Christian formation curriculum, an integral part of studies at Eastern Mennonite Seminary, will be overseen by an ordained Methodist minister, Emily Peck-McClain, beginning in January 2015.
After a thorough search process, Peck-McClain has been hired as assistant professor of Christian formation, preaching and worship, said Michael King, PhD, vice president and seminary dean.
“Formational resources, training, and activities have long been an EMS specialty,” he said. “We see Emily as particularly well-suited to be steward of this EMS treasure. Emily embodies and owns formational questions and considerations at great depth in her life, thought, and experience.”
Peck-McClain said she is excited by the position “because it combines what I see as essential in the practical theology and practice of ministry fields. I can tell that formation is something the seminary community as a whole truly values.”
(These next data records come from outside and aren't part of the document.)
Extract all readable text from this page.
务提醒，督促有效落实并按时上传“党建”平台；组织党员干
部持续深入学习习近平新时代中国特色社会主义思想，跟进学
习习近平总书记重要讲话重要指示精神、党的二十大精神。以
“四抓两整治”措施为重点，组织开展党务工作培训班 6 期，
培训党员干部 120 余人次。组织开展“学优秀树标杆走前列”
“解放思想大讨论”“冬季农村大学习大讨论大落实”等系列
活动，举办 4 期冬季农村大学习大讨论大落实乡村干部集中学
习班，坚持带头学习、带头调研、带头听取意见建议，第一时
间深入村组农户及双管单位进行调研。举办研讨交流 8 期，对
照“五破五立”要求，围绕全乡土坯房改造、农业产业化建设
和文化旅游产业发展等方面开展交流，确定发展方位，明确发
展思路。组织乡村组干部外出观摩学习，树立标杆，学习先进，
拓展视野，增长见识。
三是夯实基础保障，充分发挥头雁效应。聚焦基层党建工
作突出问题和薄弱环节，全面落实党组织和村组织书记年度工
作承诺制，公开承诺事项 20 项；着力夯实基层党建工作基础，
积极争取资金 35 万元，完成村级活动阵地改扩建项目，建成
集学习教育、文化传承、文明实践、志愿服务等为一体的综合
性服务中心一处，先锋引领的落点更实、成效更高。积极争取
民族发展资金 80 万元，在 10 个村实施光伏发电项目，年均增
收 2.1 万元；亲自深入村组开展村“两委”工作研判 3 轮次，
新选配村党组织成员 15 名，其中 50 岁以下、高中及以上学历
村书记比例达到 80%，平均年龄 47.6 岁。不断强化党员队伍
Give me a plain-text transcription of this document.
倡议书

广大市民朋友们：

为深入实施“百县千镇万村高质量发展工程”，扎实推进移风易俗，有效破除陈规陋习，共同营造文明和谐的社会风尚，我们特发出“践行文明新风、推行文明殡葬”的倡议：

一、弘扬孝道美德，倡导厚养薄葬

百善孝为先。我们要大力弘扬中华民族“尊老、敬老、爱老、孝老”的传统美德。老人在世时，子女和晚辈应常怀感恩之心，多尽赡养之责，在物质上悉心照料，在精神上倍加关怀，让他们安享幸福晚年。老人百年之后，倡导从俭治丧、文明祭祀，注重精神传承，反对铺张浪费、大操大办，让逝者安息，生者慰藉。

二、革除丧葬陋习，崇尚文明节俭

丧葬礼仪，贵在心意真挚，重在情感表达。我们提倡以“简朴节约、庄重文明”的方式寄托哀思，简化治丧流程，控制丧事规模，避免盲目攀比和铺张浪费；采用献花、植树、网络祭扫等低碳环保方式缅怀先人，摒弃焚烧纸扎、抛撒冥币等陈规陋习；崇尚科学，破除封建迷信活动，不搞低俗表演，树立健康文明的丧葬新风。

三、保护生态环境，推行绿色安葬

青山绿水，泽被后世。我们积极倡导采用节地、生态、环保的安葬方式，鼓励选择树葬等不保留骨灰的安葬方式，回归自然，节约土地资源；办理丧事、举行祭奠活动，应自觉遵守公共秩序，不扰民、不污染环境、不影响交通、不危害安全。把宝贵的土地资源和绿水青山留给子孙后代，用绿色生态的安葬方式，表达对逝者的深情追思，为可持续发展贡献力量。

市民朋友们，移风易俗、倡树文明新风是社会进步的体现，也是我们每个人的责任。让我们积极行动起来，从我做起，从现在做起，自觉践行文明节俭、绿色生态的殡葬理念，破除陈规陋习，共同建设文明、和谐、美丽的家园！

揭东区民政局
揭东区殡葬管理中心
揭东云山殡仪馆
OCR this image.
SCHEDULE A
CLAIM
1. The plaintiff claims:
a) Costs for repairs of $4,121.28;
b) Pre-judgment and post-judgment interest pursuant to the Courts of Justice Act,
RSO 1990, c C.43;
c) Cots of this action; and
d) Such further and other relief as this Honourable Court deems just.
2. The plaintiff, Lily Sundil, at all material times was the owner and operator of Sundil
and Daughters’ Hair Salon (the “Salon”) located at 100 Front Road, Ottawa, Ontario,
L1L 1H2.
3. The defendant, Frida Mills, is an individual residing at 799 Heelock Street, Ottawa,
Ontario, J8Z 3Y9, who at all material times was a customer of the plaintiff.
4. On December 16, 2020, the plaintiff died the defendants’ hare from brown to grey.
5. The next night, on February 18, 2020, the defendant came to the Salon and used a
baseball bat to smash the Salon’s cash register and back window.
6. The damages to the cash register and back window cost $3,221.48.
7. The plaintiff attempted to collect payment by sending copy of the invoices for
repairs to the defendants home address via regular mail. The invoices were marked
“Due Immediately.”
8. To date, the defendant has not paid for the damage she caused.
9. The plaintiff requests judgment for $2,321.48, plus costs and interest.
Each degree at EMS has at least one full-year required course in Christian formation. The master of divinity degree has three full-year required courses. Peck-McClain will be giving direction and oversight to these full-year formation courses, in addition to teaching in preaching, worship and Christian education. Kevin Clark, adjunct instructor and campus pastor, will continue to work with spiritual formation electives.
Peck-McClain’s work reflects her experience growing up in an interfaith home with one Jewish parent and one United Methodist parent and her education in liberation theology. As an ordained minister in The United Methodist Church, she has pastored two congregations in New York City.
“A community is enriched when different experiences of God and Christian living interact,” she told EMU News Service. “The diversity of how God reveals ‘Godself’ is a gift to God’s diverse global community.”
Peck-McClain said she was attracted to EMS’s commitment to “faithful Christian leadership in a global, challenging, and changing context.” She deeply appreciates the Anabaptist values at the core of EMS’s mission.
“One of the things that impresses me most about EMS is how formation is valued not only as a separate discipline, but as integral to how teaching and learning take place in the seminary. I seek to balance individual journeys and spiritual disciplines with communal practices, actions, and discernment in how I teach formation, preaching, and worship.”
Emily received a BA in religion from Washington and Lee University in 2002 and a master of divinity from Union Theological Seminary in New York City in 2005. She is finishing her ThD through Duke Divinity School. Her dissertation “Revealing the Power: New Creation Epistemology for Adolescent Girls” is on reading Romans 1-8 as a liberative source for ministry with adolescent girls. She has also been a teaching assistant, co-instructor, and adjunct instructor at Duke Divinity School in areas of Christian education, New Testament, and worship.